# Simple characterisitic equation clarification

1. Oct 5, 2011

### ProPatto16

1. The problem statement, all variables and given/known data

use characteristic equation to solve y(4)-y=0

2. Relevant equations

characteristic equation would be r4-1=0

3. The attempt at a solution

my question is related to the number of roots. with r^4 that generally means there will be 4 roots?
but theres only 3? 1,0,-1.... my calculator doesnt solve polynomials higher then third order so im just looking for clarification on this.

would there be 4 roots and just one of them is repeated? so then the solution would be something like y(x)=c1er1x+c2er2x+(c3+c4x)er3x ...

or are there just 3 roots and its y(x)=c1e^r1x + c2e^r2x + c3e^r3x ??

2. Oct 5, 2011

### Dick

(r^4-1)=(r^2-1)*(r^2+1)=0. -1 and 1 are roots of (r^2-1). 0 isn't a root at all. What are the roots of (r^2+1)?

3. Oct 5, 2011

### ProPatto16

complex. of course. tunnel vision on my behalf.

y(x)= c1e^r1x + c2e^r2x + e^ax(c1cosbx+c2sinbx)

where r1 and r2 are real roots 1 and -1 and c3 and c4 are complex conjugate roots i and -i ??

4. Oct 6, 2011

### Dick

Start here.
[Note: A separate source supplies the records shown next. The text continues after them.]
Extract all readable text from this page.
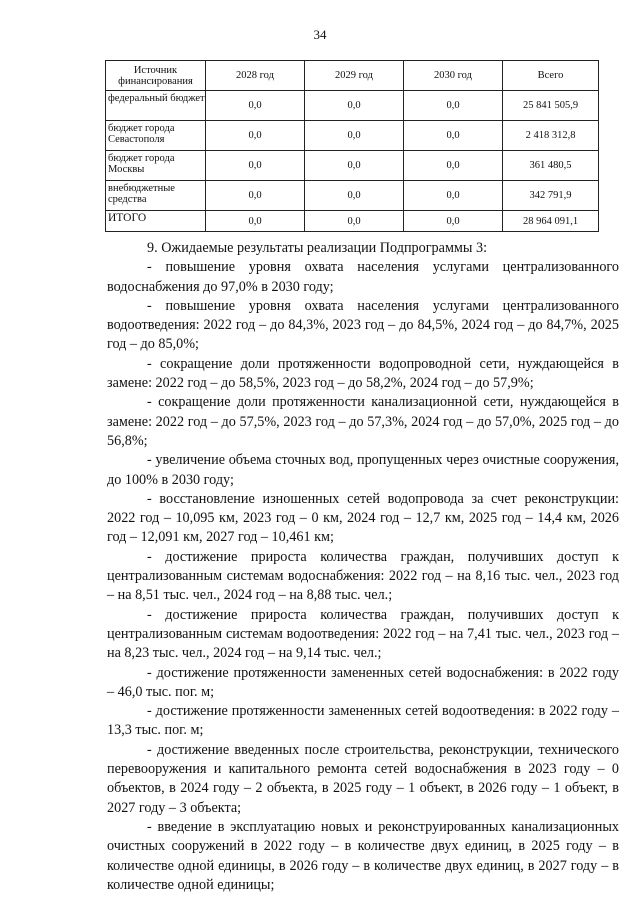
34
Источник финансирования	2028 год	2029 год	2030 год	Всего
федеральный бюджет	0,0	0,0	0,0	25 841 505,9
бюджет города Севастополя	0,0	0,0	0,0	2 418 312,8
бюджет города Москвы	0,0	0,0	0,0	361 480,5
внебюджетные средства	0,0	0,0	0,0	342 791,9
ИТОГО	0,0	0,0	0,0	28 964 091,1

9. Ожидаемые результаты реализации Подпрограммы 3:

- повышение уровня охвата населения услугами централизованного водоснабжения до 97,0% в 2030 году;

- повышение уровня охвата населения услугами централизованного водоотведения: 2022 год – до 84,3%, 2023 год – до 84,5%, 2024 год – до 84,7%, 2025 год – до 85,0%;

- сокращение доли протяженности водопроводной сети, нуждающейся в замене: 2022 год – до 58,5%, 2023 год – до 58,2%, 2024 год – до 57,9%;

- сокращение доли протяженности канализационной сети, нуждающейся в замене: 2022 год – до 57,5%, 2023 год – до 57,3%, 2024 год – до 57,0%, 2025 год – до 56,8%;

- увеличение объема сточных вод, пропущенных через очистные сооружения, до 100% в 2030 году;

- восстановление изношенных сетей водопровода за счет реконструкции: 2022 год – 10,095 км, 2023 год – 0 км, 2024 год – 12,7 км, 2025 год – 14,4 км, 2026 год – 12,091 км, 2027 год – 10,461 км;

- достижение прироста количества граждан, получивших доступ к централизованным системам водоснабжения: 2022 год – на 8,16 тыс. чел., 2023 год – на 8,51 тыс. чел., 2024 год – на 8,88 тыс. чел.;

- достижение прироста количества граждан, получивших доступ к централизованным системам водоотведения: 2022 год – на 7,41 тыс. чел., 2023 год – на 8,23 тыс. чел., 2024 год – на 9,14 тыс. чел.;

- достижение протяженности замененных сетей водоснабжения: в 2022 году – 46,0 тыс. пог. м;

- достижение протяженности замененных сетей водоотведения: в 2022 году – 13,3 тыс. пог. м;

- достижение введенных после строительства, реконструкции, технического перевооружения и капитального ремонта сетей водоснабжения в 2023 году – 0 объектов, в 2024 году – 2 объекта, в 2025 году – 1 объект, в 2026 году – 1 объект, в 2027 году – 3 объекта;

- введение в эксплуатацию новых и реконструированных канализационных очистных сооружений в 2022 году – в количестве двух единиц, в 2025 году – в количестве одной единицы, в 2026 году – в количестве двух единиц, в 2027 году – в количестве одной единицы;
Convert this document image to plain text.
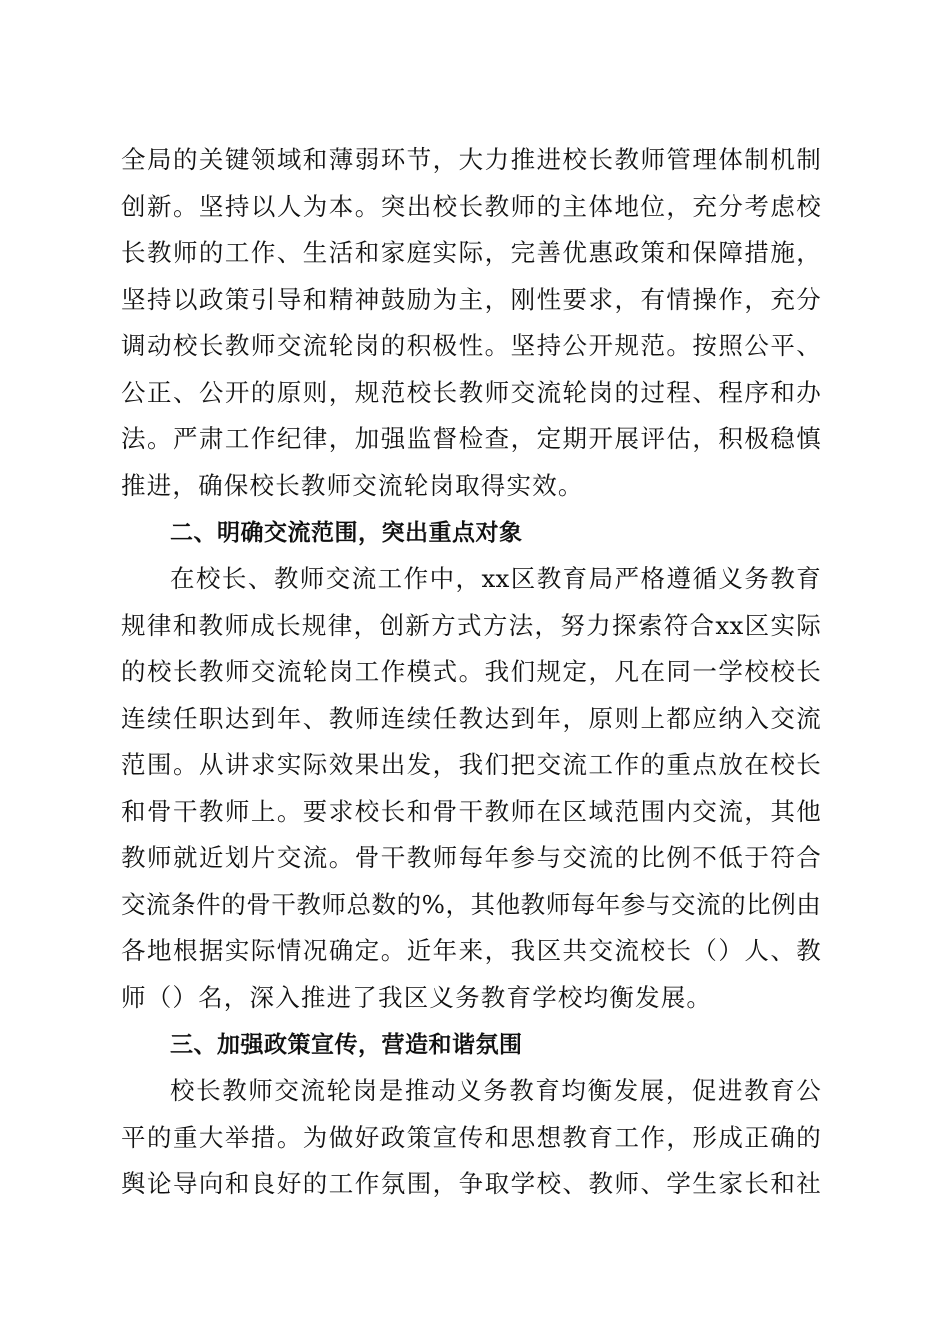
全局的关键领域和薄弱环节，大力推进校长教师管理体制机制
创新。坚持以人为本。突出校长教师的主体地位，充分考虑校
长教师的工作、生活和家庭实际，完善优惠政策和保障措施，
坚持以政策引导和精神鼓励为主，刚性要求，有情操作，充分
调动校长教师交流轮岗的积极性。坚持公开规范。按照公平、
公正、公开的原则，规范校长教师交流轮岗的过程、程序和办
法。严肃工作纪律，加强监督检查，定期开展评估，积极稳慎
推进，确保校长教师交流轮岗取得实效。
二、明确交流范围，突出重点对象
在校长、教师交流工作中，xx区教育局严格遵循义务教育
规律和教师成长规律，创新方式方法，努力探索符合xx区实际
的校长教师交流轮岗工作模式。我们规定，凡在同一学校校长
连续任职达到年、教师连续任教达到年，原则上都应纳入交流
范围。从讲求实际效果出发，我们把交流工作的重点放在校长
和骨干教师上。要求校长和骨干教师在区域范围内交流，其他
教师就近划片交流。骨干教师每年参与交流的比例不低于符合
交流条件的骨干教师总数的%，其他教师每年参与交流的比例由
各地根据实际情况确定。近年来，我区共交流校长（）人、教
师（）名，深入推进了我区义务教育学校均衡发展。
三、加强政策宣传，营造和谐氛围
校长教师交流轮岗是推动义务教育均衡发展，促进教育公
平的重大举措。为做好政策宣传和思想教育工作，形成正确的
舆论导向和良好的工作氛围，争取学校、教师、学生家长和社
A general solution is c1*e^(x)+c2*e^(-x)+c3*e^(ix)+c4*e^(-ix). Since those are the four roots. Where c1, c2, c3 and c4 might all be complex. Now think about how to get a real solution out of that.

5. Oct 6, 2011

### ProPatto16

i dont get it?

if the characteristic equation has unrepeated pair of complex comjugate roots a+-bi then corresponding part of general solution is eax(c1cosbx+c2sinbx)

so for the two roots that are complex, a=0 and b=1 so then general real solution is e0(c1cosx+c2sinx)

= c1cosx+c2sinx

how is that not a real solution ?

sorry...

6. Oct 6, 2011

### ProPatto16

oh i just realised in the part where you quoted my other reply i said c3 and c4 are complex conjugate roots i and -i.... ignore that. thats... i dont know what that is. haha

7. Oct 6, 2011

### Dick

That's fine. You didn't say what 'a' was and you didn't put it equal to zero. I was confused by your presentation. And yes, saying c3 and c4 were conjugate roots didn't help either.

8. Oct 6, 2011

### ProPatto16

yeah... that was a lousy rushed ending on my behalf, sorry about that. and thanks:)